Le criptovalute non sono asset in un mondo parallelo, ma beni in un certo senso “reali” e come tali risentono di quanto accade nell’economia globale.
Potrebbero essere fatti numerosi esempi in merito, ma due forse solo i più calzanti:
- il crollo dei mercati di marzo 2020;
- le politiche inflazionistiche della Fed.
Summary
Il panico da Covid
Nel marzo 2020 il mondo prendeva atto che c’era un nemico tanto subdolo quanto pericoloso: il Covid-19. Quando il Coronavirus è dilagato in Cina, poi in Italia e di conseguenza in Europa, e infine negli Stati Uniti, i mercati hanno vissuto giorni di terrore. Il panico che ha travolto le borse non ha lasciato incontaminate neppure le criptovalute. Basti pensare che il 14 marzo 2020 Bitcoin ha perso il 20% in sole 24 ore.
In quei giorni gli investitori stavano liquidando tutto per trarre profitto laddove possibile e arrivare ad avere portafogli in pareggio. Criptovalute e mercati azionari hanno mostrato un’insolita ma per certi versi anche ovvia correlazione.
Le politiche del quantitative easing e del helicopter money
L’economia globale ha subito un brusco arresto a causa dei lockdown e della chiusura delle frontiere. Questo blocco ha portato le banche centrali ad intervenire o stampando denaro (helicopter money), oppure comprando titoli di stato (quantitative easing).
In particolare, le politiche della Fed, negli Stati Uniti, che ha stampato trilioni di dollari per far fronte allo stallo dell’economia americana si sono risolte in una conseguenza ampiamente annunciata. La crescita dell’inflazione.
In questo scenario non è un caso che siano aumentati gli acquisti e il trading di criptovalute. Bitcoin, come l’oro, è stato visto come una protezione contro l’inflazione. Anche per queste ragioni il prezzo di BTC proprio nel 2021 ha toccato il suo record storico, prima a 66.000 dollari ad aprile e poi a 69.000 nel mese di novembre.
Come l’economia globale influenza le crypto: casi concreti
Dunque, l’economia globale influenza le criptovalute? Sì e anche molto. È anche vero il contrario: anche le criptovalute, Bitcoin in testa, possono influenzare i mercati globali.
Quando Tesla ha investito 1,5 miliardi di dollari Bitcoin, lo scorso febbraio, il mondo economico ha spalancato gli occhi prendendo atto definitivamente che Bitcoin non è la moneta del dark web ma uno strumento di investimento a tutti gli effetti.

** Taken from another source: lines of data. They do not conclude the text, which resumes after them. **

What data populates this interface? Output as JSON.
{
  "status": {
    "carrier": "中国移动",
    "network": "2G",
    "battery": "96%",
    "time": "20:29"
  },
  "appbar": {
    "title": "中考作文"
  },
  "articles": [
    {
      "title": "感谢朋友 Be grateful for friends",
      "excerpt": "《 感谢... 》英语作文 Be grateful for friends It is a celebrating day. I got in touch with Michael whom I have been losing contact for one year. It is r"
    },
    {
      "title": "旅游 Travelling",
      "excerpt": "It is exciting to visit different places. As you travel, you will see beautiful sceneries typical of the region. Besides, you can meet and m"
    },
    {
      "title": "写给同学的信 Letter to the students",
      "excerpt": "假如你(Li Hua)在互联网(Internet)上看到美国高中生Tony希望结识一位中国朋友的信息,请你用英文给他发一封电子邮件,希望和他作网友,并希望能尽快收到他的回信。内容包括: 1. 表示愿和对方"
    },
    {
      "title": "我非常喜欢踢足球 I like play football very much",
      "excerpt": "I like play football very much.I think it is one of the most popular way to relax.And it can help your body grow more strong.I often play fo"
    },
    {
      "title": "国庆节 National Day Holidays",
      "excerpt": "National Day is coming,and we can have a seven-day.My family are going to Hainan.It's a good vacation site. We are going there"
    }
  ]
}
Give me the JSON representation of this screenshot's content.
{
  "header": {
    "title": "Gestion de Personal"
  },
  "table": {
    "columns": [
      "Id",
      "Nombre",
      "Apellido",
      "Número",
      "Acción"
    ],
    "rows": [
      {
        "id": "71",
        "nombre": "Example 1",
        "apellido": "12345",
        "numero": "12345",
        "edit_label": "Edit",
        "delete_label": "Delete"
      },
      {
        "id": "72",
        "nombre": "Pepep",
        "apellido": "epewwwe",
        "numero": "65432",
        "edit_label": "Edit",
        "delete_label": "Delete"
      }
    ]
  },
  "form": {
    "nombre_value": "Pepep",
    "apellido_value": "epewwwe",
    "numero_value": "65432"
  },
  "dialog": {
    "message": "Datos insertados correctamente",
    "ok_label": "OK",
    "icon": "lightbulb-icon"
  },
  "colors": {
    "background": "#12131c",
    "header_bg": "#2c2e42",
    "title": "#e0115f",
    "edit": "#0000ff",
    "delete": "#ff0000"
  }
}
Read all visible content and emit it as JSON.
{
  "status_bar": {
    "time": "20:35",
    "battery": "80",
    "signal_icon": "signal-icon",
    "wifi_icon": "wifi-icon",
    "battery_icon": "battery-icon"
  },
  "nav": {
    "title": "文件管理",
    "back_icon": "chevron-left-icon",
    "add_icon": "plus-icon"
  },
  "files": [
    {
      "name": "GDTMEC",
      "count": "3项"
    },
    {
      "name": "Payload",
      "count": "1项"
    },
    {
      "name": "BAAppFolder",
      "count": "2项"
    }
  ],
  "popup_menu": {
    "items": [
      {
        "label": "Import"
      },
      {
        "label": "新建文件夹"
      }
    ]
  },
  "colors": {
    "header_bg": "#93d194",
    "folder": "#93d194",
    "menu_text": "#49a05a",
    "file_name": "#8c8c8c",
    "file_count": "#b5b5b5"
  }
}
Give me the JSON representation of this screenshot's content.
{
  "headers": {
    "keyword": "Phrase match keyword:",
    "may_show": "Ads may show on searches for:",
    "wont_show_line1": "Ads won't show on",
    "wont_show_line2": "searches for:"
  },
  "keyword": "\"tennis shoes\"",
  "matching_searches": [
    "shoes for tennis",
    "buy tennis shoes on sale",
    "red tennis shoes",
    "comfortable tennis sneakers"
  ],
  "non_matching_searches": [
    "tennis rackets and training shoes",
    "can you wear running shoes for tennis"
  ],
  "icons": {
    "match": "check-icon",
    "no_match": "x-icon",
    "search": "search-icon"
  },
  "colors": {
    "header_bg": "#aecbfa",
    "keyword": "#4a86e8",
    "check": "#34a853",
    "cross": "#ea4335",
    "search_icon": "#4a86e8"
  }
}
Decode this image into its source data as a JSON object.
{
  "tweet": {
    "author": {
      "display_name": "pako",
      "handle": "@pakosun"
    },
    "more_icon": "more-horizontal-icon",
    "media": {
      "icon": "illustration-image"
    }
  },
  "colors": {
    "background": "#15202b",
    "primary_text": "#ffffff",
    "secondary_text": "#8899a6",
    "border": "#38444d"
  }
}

Tesla non passa inosservata: è la casa automobilistica dell’uomo più ricco del mondo, Elon Musk. Ed è vero che anche i suoi tweet hanno scosso il mercato (delle criptovalute) determinato pump e dump di Bitcoin e Dogecoin.
Così come è bastata un’app a riscrivere le regole del mercato finanziario. Robinhood è stato il mezzo con cui un gruppo nutrito di investitori retail si è coalizzato contro gli hedge fund, comprando in massa le azioni di GameStop, finora in crisi. Lo hanno fatto anche per Dogecoin producendo un risultato: sui mercati azionari sono nate le meme-stock, così come nel settore crypto sono sorte migliaia di meme-coin.
Se non è influenza questa.
Il fattore regolamentazione
Ad ogni modo, ad influenzare il destino delle criptovalute non sono solo gli scenari economici, ma anche il comportamento delle autorità di regolamentazione. Quando la Cina ha bannato Bitcoin, lo scorso maggio, il settore ha accusato un crollo, poi recuperato.
Adesso gli occhi sono puntati sugli Stati Uniti. Di regolamentazione delle criptovalute se ne parla da tempo ma di concreto c’è poca roba ancora. Quando arriverà una normativa seria, che non si limiti a guardare le crypto solo come bene da tassare, il settore potrà scegliere se crescere o affossarsi. Il resto probabilmente potrebbe farlo l’Unione Europea, anch’essa alla finestra.
Probabilmente saranno le stablecoin le criptovalute che rischiano i maggiori contraccolpi. L’attenzione sulle loro riserve è ai massimi livelli e non si esclude di imporre alle aziende che le emettono di trasformarsi in vere e proprie banche.
È da tutti riconosciuto comunque che la regolamentazione potrà fare solo che bene al settore, evitando che i progetti crypto possano poi ritrovarsi in un’aula di tribunale, come successo a Ripple.
Non resta che attendere e capire se il 2022 possa essere l’anno della svolta in questo senso.